LE PROJET de loi, qui comprend des dispositions sur l’adoption par un couple homosexuel sera présenté le 24 octobre au Conseil des ministres. Mme Taubira est allée vite, prenant de court ceux de ses collègues qui ont voix au chapitre, de la même manière qu’elle a aboli le durcissement des procédures judiciaires contre les mineurs délinquants adopté par la précédente majorité. Il y a déjà eu un mariage homosexuel à Bègles, dont le maire est Noël Mamère. Il a été défait par la justice puisqu’il était illégal. Interrogé lundi par Europe 1, le maire de Paris, Bertrand Delanoë, a dit qu’il a reçu plusieurs demandes de mariage homosexuel, tout en déplorant les propos du cardinal.
Aucune Église n’est prête à reconnaitre le mariage homosexuel. Le débat ne concerne donc que le mariage civil. Lequel a été complété par le PACS. Les homosexuels peuvent déjà bénéficier d’une reconnaissance officielle par l’État de leur situation matrimoniale. Ils ne se battent plus pour la protection sociale du conjoint, par exemple en cas de décès et d’héritage, ils l’ont déjà. Ce qu’ils veulent désormais, c’est qu’il n’y ait plus aucune différence d’ordre fiscal, social, civil ou même symbolique entre eux et les hétérosexuels. Ils veulent le même mariage pour tous.
Bénéfices incertains.
Cette demande est parfaitement recevable. Cela fait des décennies que l’homosexualité est considérée par la société comme le choix souverain de sa sexualité par une personne parfaitement normale. Les hétéros respectent donc les homos, à part les cas d’intolérance agressive auxquels nous nous sommes habitués tout en les combattant. Il n’y a plus aucune raison d’établir une différence entre les uns et les autres. Il n’empêche que l’aspiration des gays et des lesbiennes au mariage s’exprime alors que l’institution a perdu son caractère sacré depuis au moins un demi-siècle. Le mariage civil n’est plus, comme celui de l’Église, un engagement pour la vie. Il s’interrompt, parfois tôt, parfois tard. Dans les grandes villes de France, un mariage sur deux aboutit à un divorce. Pourquoi ? Parce que les valeurs ont été inversées : autrefois, tout, la lassitude, le désir de changement, la perte d’un emploi, l’usure de l’amour, restait soumis aux liens inaltérables du pacte unissant un homme et une femme. Aujourd’hui, c’est le contraire : quand on a un problème sentimental, professionnel ou autre, on commence par sacrifier le mariage, tout en assumant les conséquences de la séparation, depuis la pension alimentaire jusqu’aux familles recomposées.

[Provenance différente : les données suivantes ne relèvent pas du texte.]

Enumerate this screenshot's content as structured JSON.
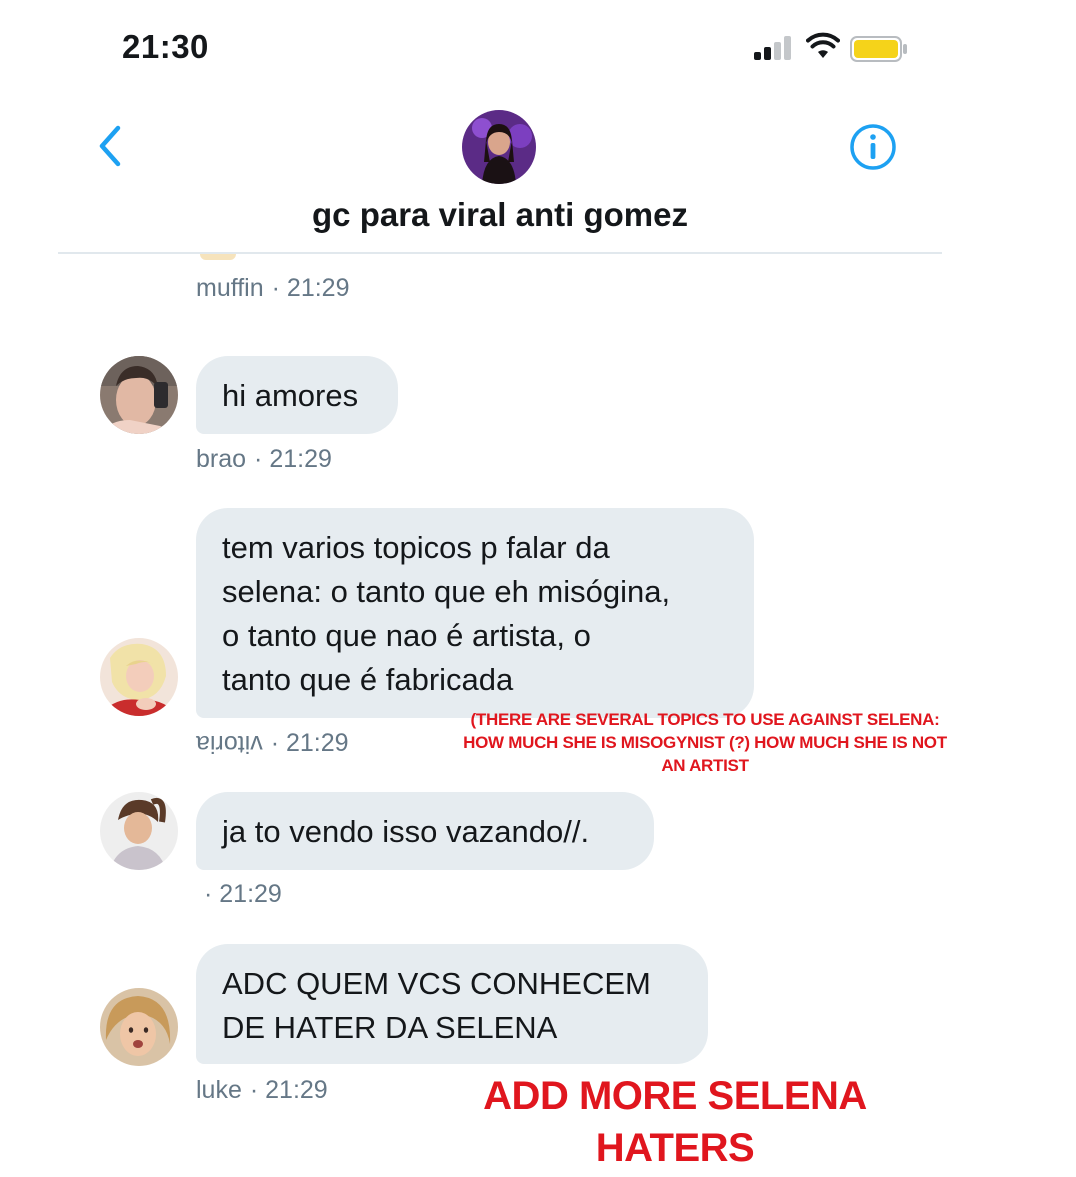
{
  "status_bar": {
    "time": "21:30",
    "signal_bars": 2,
    "battery_color": "#f5d31a"
  },
  "header": {
    "title": "gc para viral anti gomez",
    "back_icon": "chevron-left-icon",
    "info_icon": "info-icon",
    "accent": "#1da1f2"
  },
  "messages": [
    {
      "author": "muffin",
      "time": "· 21:29"
    },
    {
      "author": "brao",
      "time": "· 21:29",
      "lines": [
        "hi amores"
      ]
    },
    {
      "author": "vitoria",
      "time": "· 21:29",
      "lines": [
        "tem varios topicos p falar da",
        "selena: o tanto que eh misógina,",
        "o tanto que nao é artista, o",
        "tanto que é fabricada"
      ]
    },
    {
      "author": "",
      "time": "· 21:29",
      "lines": [
        "ja to vendo isso vazando//."
      ]
    },
    {
      "author": "luke",
      "time": "· 21:29",
      "lines": [
        "ADC QUEM VCS CONHECEM",
        "DE HATER DA SELENA"
      ]
    }
  ],
  "annotations": {
    "translation": [
      "(THERE ARE SEVERAL TOPICS TO USE AGAINST SELENA:",
      "HOW MUCH SHE IS MISOGYNIST (?) HOW MUCH SHE IS NOT",
      "AN ARTIST"
    ],
    "caption": "ADD MORE SELENA HATERS",
    "color": "#e0161e"
  }
}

Les homosexuels demandent donc un droit dont les bénéfices sont plus qu’incertains. Et, en vérité, c’est le mariage qu’il faudrait abolir, puisqu’il ne dure pas toujours et c’est le PACS, instrument économique et fiscal, qu’il faudrait universaliser. L’avantage serait énorme. L’État, en effet, a fait du mariage un domaine où il est omniprésent alors que le mariage relève directement de l’amour et de l’intimité personnelle. On ne se marie plus, en tout cas pas toujours, pour fusionner avec l’être aimé, mais à cause des allocations familiales, des déductions fiscales, et, sans qu’on le sache, pour servir la politique nataliste de l’État, qui doit renouveler les générations pour le financement des retraites, mais ne sait pas forcément donner un emploi à chacun des jeunes qui se présentent sur le marché du travail. Pourquoi les Français ont-ils tous un livret de famille ? Parce que l’État garde la trace des grands-parents, des parents, des enfants, des petits-enfants, d’une ligne généalogique qui a un intérêt à la foi sécuritaire et économique. Il encourage les naissances par les allocations familiales, il facilite la formation de familles nombreuses ou de deux enfants au moins par un réseau serré de crèches et d’écoles. Il a pris possession, sans que les familles en soient conscientes, de la vie privée des couples, dont les choix ne dépendent plus de l’amour ou du désir d’enfant, mais du contexte social où s’expriment des sentiments pourtant personnels.
Bien entendu, on ne se dressera pas contre la politique nataliste de l’État, ni contre les avantages qu’il accorde à des couples qui ont besoin de son aide. Il reste que la liberté de divorcer est de même nature que la liberté des homosexuels d’avoir un vrai mariage, et que la recomposition d’une famille est du même ordre que l’adoption.